Tahun-tahun terakhir hidupnya
Pada tahun 1949 ia menikah untuk ketiga kalinya. Olga menjadi orang-orang pilihan George Makogonenko, kritikus sastra. Setelah perang, penyair bekerja keras, pergi pada perjalanan bisnis. Setelah perjalanan ke Sevastopol menulis tragedi "Loyalitas".
Pada tahun 1951, Berggolts Olga dianugerahi Hadiah Negara Uni Soviet. ayat pahit bertemu I. V. Stalina kematian.
Pada tahun 1962, dia bercerai Makogonenko. Tahun-tahun terakhir hidupnya, pada kenyataannya, telah sendirian. Terdekat adalah satu-satunya adik, Maria, yang membantu dalam segala hal dan selalu.
kematian
Kematian menyalip penyair November 13, 1975. Bergholz telah meninggal pada usia 65 tahun.
Dikuburkan adalah pemakaman Volkov, meskipun awalnya direncanakan bahwa peti mati akan dibawa ke Piskarevskoe. Banyak warga tidak bekerja untuk mengucapkan selamat tinggal kepada penyair tercinta, sebagai obituari itu dicetak di koran hanya pada hari penguburan.

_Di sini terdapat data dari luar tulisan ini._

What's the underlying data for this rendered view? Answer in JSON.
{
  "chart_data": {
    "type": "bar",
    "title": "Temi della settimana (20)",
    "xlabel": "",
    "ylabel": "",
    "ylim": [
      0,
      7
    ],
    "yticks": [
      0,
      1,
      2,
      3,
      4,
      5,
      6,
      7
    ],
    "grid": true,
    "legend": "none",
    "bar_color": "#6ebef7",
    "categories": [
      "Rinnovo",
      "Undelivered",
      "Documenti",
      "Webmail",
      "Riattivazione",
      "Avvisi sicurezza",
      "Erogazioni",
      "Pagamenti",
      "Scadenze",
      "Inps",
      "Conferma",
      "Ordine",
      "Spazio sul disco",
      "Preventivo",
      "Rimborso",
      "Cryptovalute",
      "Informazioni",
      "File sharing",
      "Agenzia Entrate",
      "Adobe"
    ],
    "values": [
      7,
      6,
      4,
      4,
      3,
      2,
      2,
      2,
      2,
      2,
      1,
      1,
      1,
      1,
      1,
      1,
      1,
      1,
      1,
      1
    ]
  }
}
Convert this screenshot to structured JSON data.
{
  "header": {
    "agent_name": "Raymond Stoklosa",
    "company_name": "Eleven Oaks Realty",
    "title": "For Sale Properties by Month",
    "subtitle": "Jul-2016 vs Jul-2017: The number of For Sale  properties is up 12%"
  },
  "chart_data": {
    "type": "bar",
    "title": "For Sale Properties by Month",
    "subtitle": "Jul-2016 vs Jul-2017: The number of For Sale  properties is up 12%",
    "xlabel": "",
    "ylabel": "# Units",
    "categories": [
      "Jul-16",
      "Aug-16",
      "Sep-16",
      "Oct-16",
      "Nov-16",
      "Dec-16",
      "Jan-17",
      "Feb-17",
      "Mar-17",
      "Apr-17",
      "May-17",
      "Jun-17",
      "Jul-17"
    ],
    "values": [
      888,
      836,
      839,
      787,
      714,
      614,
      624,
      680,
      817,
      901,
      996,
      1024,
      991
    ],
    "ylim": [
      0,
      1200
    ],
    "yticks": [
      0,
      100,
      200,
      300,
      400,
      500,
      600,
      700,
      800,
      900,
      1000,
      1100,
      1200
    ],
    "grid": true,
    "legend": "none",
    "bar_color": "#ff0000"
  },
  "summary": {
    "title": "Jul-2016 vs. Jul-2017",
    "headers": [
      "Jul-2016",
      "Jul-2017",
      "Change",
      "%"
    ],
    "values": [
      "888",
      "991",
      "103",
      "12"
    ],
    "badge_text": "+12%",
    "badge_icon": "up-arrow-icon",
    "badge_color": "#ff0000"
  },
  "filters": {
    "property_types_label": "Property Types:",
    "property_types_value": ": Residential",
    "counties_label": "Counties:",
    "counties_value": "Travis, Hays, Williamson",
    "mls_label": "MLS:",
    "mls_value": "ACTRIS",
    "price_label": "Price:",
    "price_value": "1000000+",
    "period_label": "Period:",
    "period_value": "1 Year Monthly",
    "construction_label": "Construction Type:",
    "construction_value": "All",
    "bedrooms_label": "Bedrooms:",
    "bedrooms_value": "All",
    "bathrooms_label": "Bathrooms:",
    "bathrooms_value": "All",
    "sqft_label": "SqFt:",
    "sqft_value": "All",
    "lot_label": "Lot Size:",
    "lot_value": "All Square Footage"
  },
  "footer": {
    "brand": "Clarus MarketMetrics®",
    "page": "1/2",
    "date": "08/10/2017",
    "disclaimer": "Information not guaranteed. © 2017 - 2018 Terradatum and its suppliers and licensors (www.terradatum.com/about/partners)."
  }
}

Pihak berwenang memastikan bahwa ada banyak orang di makam, takut pidato, karena mereka menyebabkan begitu banyak kejahatan Bergholz. Sebagai hasilnya, kami telah mencapai apa yang mereka inginkan. Pidato E. Serebrovskaya yang Olga tidak tahan untuk kekejaman dan pembatalan konstan penulis dan penyair. Granin, mengingat hari perpisahan untuk Bergholz, mengatakan bahwa itu adalah pemakaman pengecut, bukan kesedihan dan memori bersyukur penyair hanya mendapat kemarahan pencela nya.
penciptaan
Karya puisi pertama diterbitkan pada tahun 1925. Awalnya, Olga Bergholz, biografi cukup tragis, itu memposisikan diri penyair anak-anak. Dia telah menerima pujian dari Chukovsky.
Perang tahun mengubah segalanya dalam hidupnya. Saat itulah dia menemukan dirinya, dan pergi di karier yang tepat. Olga Bergholz, puisi tentang perang yang memberikan harapan dan iman, telah menjadi simbol tak terkalahkan.
Di antara karya-karya yang terbaik "Februari Diary", "Leningrad puisi", "Daily Star". Setelah kematian penyair diterbitkan buku harian, yang memiliki nilai besar dan menyimpan banyak kenangan indah dan menyakitkan.